List of Mexican Oscar Winners of All-Time [Updated]

February 23, 2015 [UPDATE].- Mexican director Alejandro González Iñárritu made history last night at the 87th edition of the Academy Awards, winning three Oscars for his film Birdman (or the Unexpected Virtue of Ignorance), the most statuettes ever won by a Mexican national.

He was awarded the Oscars for Best Picture -which marked the first time the Academy Awards' top honors went to a production directed by a Latino filmmaker, for Best Director, and Best Original Screenplay (shared with the Armando Bo, Nicolás Giacobone and Alexander Dinelaris.

Additionally, Mexican DP Emmanuel Lubezki was awarded the Oscar for Best Cinematography for the same film.

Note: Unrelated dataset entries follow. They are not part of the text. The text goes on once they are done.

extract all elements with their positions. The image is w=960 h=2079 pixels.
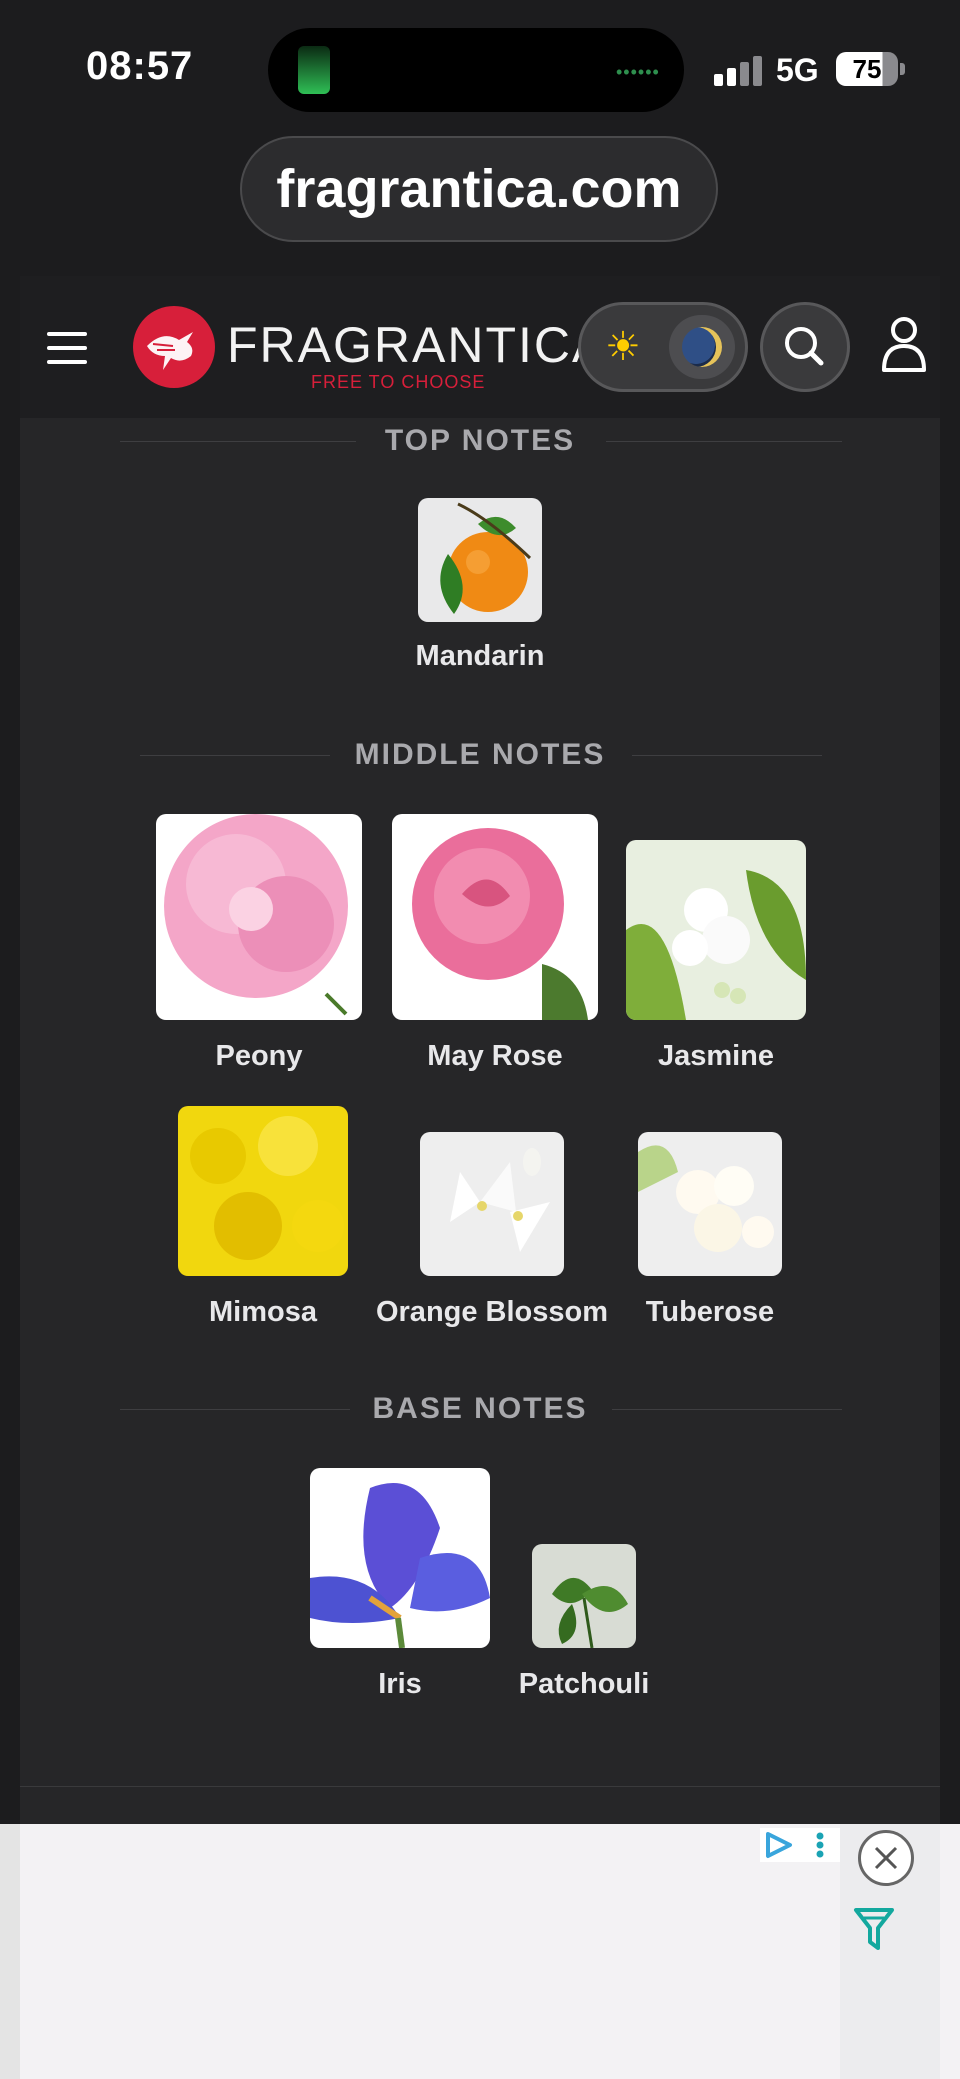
search-button[interactable] [760,302,850,392]
note-label: Jasmine [657,1040,775,1072]
site-header: FRAGRANTICA FREE TO CHOOSE ☀ [20,276,940,418]
orange-blossom-icon [420,1132,564,1276]
section-divider [20,1786,940,1787]
note-may-rose[interactable]: May Rose [392,814,598,1072]
note-label: Patchouli [518,1668,650,1700]
menu-icon[interactable] [47,332,87,364]
tuberose-icon [638,1132,782,1276]
hummingbird-logo-icon[interactable] [133,306,215,388]
battery-tip [900,63,905,75]
battery-level: 75 [852,54,882,84]
patchouli-icon [532,1544,636,1648]
ad-edge-left [0,1824,20,2079]
note-patchouli[interactable]: Patchouli [519,1544,649,1700]
funnel-icon[interactable] [852,1906,896,1952]
base-notes-heading: BASE NOTES [20,1392,940,1426]
base-notes-title: BASE NOTES [372,1392,588,1425]
web-page: FRAGRANTICA FREE TO CHOOSE ☀ TOP NOTES M… [20,276,940,1826]
peony-icon [156,814,362,1020]
battery-icon: 75 [836,52,898,86]
rose-icon [392,814,598,1020]
note-iris[interactable]: Iris [310,1468,490,1700]
note-tuberose[interactable]: Tuberose [638,1132,782,1328]
close-ad-button[interactable] [858,1830,914,1886]
moon-icon [682,327,722,367]
note-jasmine[interactable]: Jasmine [626,840,806,1072]
note-orange-blossom[interactable]: Orange Blossom [376,1132,608,1328]
live-activity-indicator: •••••• [616,62,660,82]
middle-notes-title: MIDDLE NOTES [354,738,606,771]
status-bar: 08:57 •••••• 5G 75 [0,0,960,140]
search-icon [785,327,824,366]
ad-banner[interactable] [0,1824,960,2079]
site-logo-text[interactable]: FRAGRANTICA [227,316,607,374]
status-time: 08:57 [86,44,194,88]
middle-notes-heading: MIDDLE NOTES [20,738,940,772]
theme-toggle-knob [669,315,735,379]
address-bar[interactable]: fragrantica.com [240,136,718,242]
top-notes-title: TOP NOTES [384,424,576,457]
iris-icon [310,1468,490,1648]
note-label: Mandarin [415,640,545,672]
note-label: Tuberose [645,1296,775,1328]
close-icon [874,1846,898,1870]
network-type: 5G [776,52,819,88]
live-activity-icon [298,46,330,94]
sun-icon: ☀ [605,325,641,369]
note-mimosa[interactable]: Mimosa [178,1106,348,1328]
jasmine-icon [626,840,806,1020]
user-account-icon[interactable] [880,310,928,380]
mandarin-icon [418,498,542,622]
mimosa-icon [178,1106,348,1276]
cellular-signal-icon [714,54,764,86]
note-mandarin[interactable]: Mandarin [416,498,544,672]
top-notes-heading: TOP NOTES [20,424,940,458]
site-tagline: FREE TO CHOOSE [311,372,486,392]
theme-toggle[interactable]: ☀ [578,302,748,392]
note-peony[interactable]: Peony [156,814,362,1072]
adchoices-icon[interactable] [760,1828,840,1862]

It was Lubezki's second Oscar win, after he won last year in the same category for his work in Alfonso Cuarón's Gravity.

In total, four Oscar statuettes were handed to two Mexican nationals -the same number of Oscars as last year, increasing the total number of Academy Awards handed to Mexican hands to 18.



March 3, 2014.- With last night's unprecedented four Oscar wins by Mexican nationals -Alfonso Cuarón's historical win for Best Director plus his Oscar for Best Editing, Emmanuel Lubezki's win for Best Cinematography, and Mexican-born Kenyan Lupita Nyongo's win for Best Actress in a Supporting Role, the number of statuettes handed to Mexican hands totals 14.

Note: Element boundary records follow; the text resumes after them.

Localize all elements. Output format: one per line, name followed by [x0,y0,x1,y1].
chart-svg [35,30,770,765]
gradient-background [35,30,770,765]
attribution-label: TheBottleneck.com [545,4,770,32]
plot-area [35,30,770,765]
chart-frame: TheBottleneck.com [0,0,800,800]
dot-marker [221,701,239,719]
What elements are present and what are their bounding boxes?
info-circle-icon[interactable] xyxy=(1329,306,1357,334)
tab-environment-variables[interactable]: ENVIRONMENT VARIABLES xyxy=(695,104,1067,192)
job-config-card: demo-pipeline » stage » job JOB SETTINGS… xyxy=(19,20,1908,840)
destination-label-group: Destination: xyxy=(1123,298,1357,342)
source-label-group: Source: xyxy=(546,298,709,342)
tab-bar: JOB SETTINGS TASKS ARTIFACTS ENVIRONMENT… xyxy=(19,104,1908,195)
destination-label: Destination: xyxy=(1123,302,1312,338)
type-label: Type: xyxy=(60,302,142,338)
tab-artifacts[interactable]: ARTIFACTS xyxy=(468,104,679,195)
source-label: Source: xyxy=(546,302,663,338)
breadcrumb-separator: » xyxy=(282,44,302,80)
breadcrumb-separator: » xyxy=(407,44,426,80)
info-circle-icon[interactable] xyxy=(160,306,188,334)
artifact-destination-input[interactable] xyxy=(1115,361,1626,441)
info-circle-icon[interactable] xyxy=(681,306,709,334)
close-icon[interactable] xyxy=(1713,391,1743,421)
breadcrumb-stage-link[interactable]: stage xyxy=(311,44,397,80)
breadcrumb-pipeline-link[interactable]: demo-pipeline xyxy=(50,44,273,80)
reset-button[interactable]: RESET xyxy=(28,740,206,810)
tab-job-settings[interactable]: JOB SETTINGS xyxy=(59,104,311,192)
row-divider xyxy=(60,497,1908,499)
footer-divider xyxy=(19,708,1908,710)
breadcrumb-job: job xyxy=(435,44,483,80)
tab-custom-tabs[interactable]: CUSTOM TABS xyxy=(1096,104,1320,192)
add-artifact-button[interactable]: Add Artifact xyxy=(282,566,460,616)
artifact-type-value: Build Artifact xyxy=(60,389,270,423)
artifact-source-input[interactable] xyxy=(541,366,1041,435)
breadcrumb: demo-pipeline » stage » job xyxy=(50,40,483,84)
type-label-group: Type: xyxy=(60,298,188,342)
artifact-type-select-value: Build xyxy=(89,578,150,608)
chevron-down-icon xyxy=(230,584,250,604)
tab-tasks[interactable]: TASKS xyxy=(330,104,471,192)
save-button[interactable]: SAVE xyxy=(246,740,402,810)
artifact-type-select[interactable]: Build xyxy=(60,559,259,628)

The very first Mexican national to receive an Oscar was Art Director Emile Kuri for his work in William Wyler's The Heiress in 1950. He repeated his Oscar win in the same category in 1955 with the 20,000 Leagues Under the Sea by Richard Fleischer. He remains the most Oscar nominated Mexican to date, with eight nominations total.

Anthony Quinn (pictured right) was awarded the Oscar for Best Actor in a Supporting Role twice: for his performance as Eufemio Zapata in Viva Zapata! in 1953, and for his performance as French painter Paul Gauguin in the 1956 film Lust for Life.

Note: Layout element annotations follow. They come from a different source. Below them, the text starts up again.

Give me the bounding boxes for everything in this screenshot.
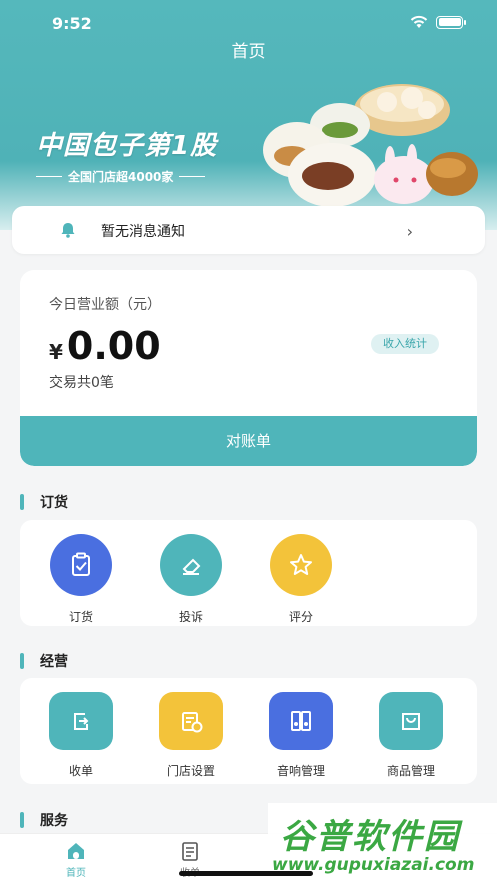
wifi-icon (410, 15, 428, 28)
revenue-card: 今日营业额（元） ¥ 0.00 交易共0笔 收入统计 对账单 (20, 270, 477, 466)
speaker-icon (269, 692, 333, 750)
tab-home[interactable]: 首页 (46, 840, 106, 879)
checkout-icon (49, 692, 113, 750)
battery-icon (436, 15, 466, 29)
status-icons (410, 15, 466, 29)
page-title: 首页 (231, 42, 266, 62)
banner-text: 中国包子第1股 全国门店超4000家 (36, 125, 217, 185)
eraser-icon (160, 534, 222, 596)
watermark-title: 谷普软件园 (280, 817, 460, 857)
revenue-label: 今日营业额（元） (49, 297, 161, 313)
section-title-services: 服务 (20, 810, 68, 830)
store-settings-icon (159, 692, 223, 750)
section-title-ordering: 订货 (20, 492, 68, 512)
section-title-operations: 经营 (20, 651, 68, 671)
banner-subline: 全国门店超4000家 (68, 170, 174, 184)
transaction-count: 交易共0笔 (49, 375, 114, 391)
ordering-grid: 订货 投诉 评分 (20, 520, 477, 626)
grid-item-complaint[interactable]: 投诉 (146, 534, 236, 625)
grid-item-rating[interactable]: 评分 (256, 534, 346, 625)
star-icon (270, 534, 332, 596)
revenue-amount: 0.00 (66, 324, 161, 368)
clipboard-check-icon (50, 534, 112, 596)
reconciliation-button[interactable]: 对账单 (20, 416, 477, 466)
operations-grid: 收单 门店设置 音响管理 商品管理 (20, 678, 477, 784)
notice-bar[interactable]: 暂无消息通知 › (12, 206, 485, 254)
bell-icon (61, 223, 75, 238)
chevron-right-icon: › (406, 222, 413, 241)
grid-item-store-settings[interactable]: 门店设置 (146, 692, 236, 779)
grid-item-order[interactable]: 订货 (36, 534, 126, 625)
banner-subline-row: 全国门店超4000家 (36, 168, 217, 185)
grid-item-checkout[interactable]: 收单 (36, 692, 126, 779)
home-indicator (179, 871, 313, 876)
status-time: 9:52 (52, 14, 92, 33)
currency-symbol: ¥ (49, 340, 63, 364)
shopping-bag-icon (379, 692, 443, 750)
document-icon (182, 842, 198, 861)
banner-headline: 中国包子第1股 (36, 131, 218, 161)
income-stats-button[interactable]: 收入统计 (371, 334, 439, 354)
grid-item-products[interactable]: 商品管理 (366, 692, 456, 779)
grid-item-speaker[interactable]: 音响管理 (256, 692, 346, 779)
revenue-value: ¥ 0.00 (49, 324, 161, 368)
home-icon (68, 843, 84, 859)
bun-illustration (263, 84, 478, 207)
notice-text: 暂无消息通知 (101, 224, 185, 240)
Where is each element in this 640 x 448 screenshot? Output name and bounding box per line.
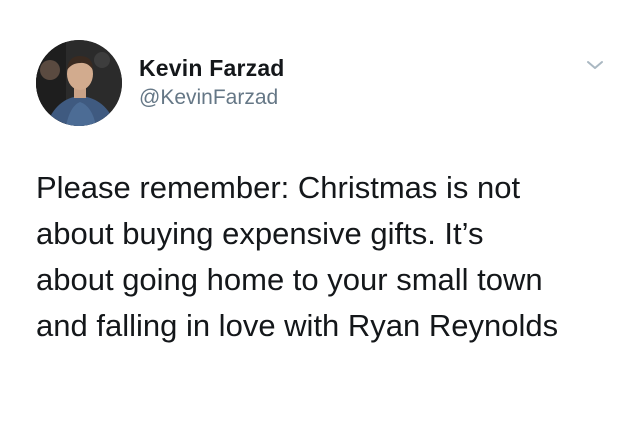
avatar[interactable] xyxy=(36,40,122,126)
user-photo-icon xyxy=(36,40,122,126)
tweet-text-line: and falling in love with Ryan Reynolds xyxy=(36,308,559,343)
tweet-card: Kevin Farzad @KevinFarzad Please remembe… xyxy=(0,0,640,448)
chevron-down-icon[interactable] xyxy=(586,58,604,70)
author-identity: Kevin Farzad @KevinFarzad xyxy=(139,54,285,112)
author-handle[interactable]: @KevinFarzad xyxy=(139,84,285,112)
tweet-text-line: about buying expensive gifts. It’s xyxy=(36,216,484,251)
tweet-text: Please remember: Christmas is not about … xyxy=(36,165,616,349)
author-display-name[interactable]: Kevin Farzad xyxy=(139,54,285,82)
tweet-text-line: about going home to your small town xyxy=(36,262,543,297)
tweet-text-line: Please remember: Christmas is not xyxy=(36,170,521,205)
tweet-header: Kevin Farzad @KevinFarzad xyxy=(36,40,620,130)
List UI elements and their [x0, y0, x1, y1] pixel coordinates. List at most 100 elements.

In the early seventies, the short documentary film Centinelas del silencio / Sentinels of Silence about ancient Mexican civilizations directed by Robert Amram and produced by Manuel Arango (pictured left) was awarded with two Academy Awards: for Best Short Subject and for Best Documentary Short Subject. It was the first and only time that a short film won Oscars in two categories -the Academy changed its rules afterwards to prevent documentaries from competing against narrative films in the Best Short Subject category.

Even though he was not presented with an award, Gonzalo Gavira was part of the team that won an Oscar for Best Sound for the movie The Exorcist by William Friedkin in 1973.

Almost thirty years had to pass before another Mexican won an Academy Award, that came in 2001 when German-born Mexican Brigitte Broch was awarded the Oscar for Best Art Direction for her work on Moulin Rouge directed by Baz Luhrmann. The following year Beatrice de Alba took home the Oscar for Best Make Up for her work in Julie Taymor's Frida.

In 2006, there were two Mexican winners at the Oscars for their work in Guillermo del Toro's El laberinto del fauno / Pan's Labyrinth: Guillermo Navarro (pictured below left) for Best Cinematography, and Eugenio Caballero (pictured right with Spanish set designer Pilar Revuelta) for Best Art Direction.

Eight years later, at last night's 86th Academy Awards four Oscars were handed to Mexican hands, the most ever in a single ceremony.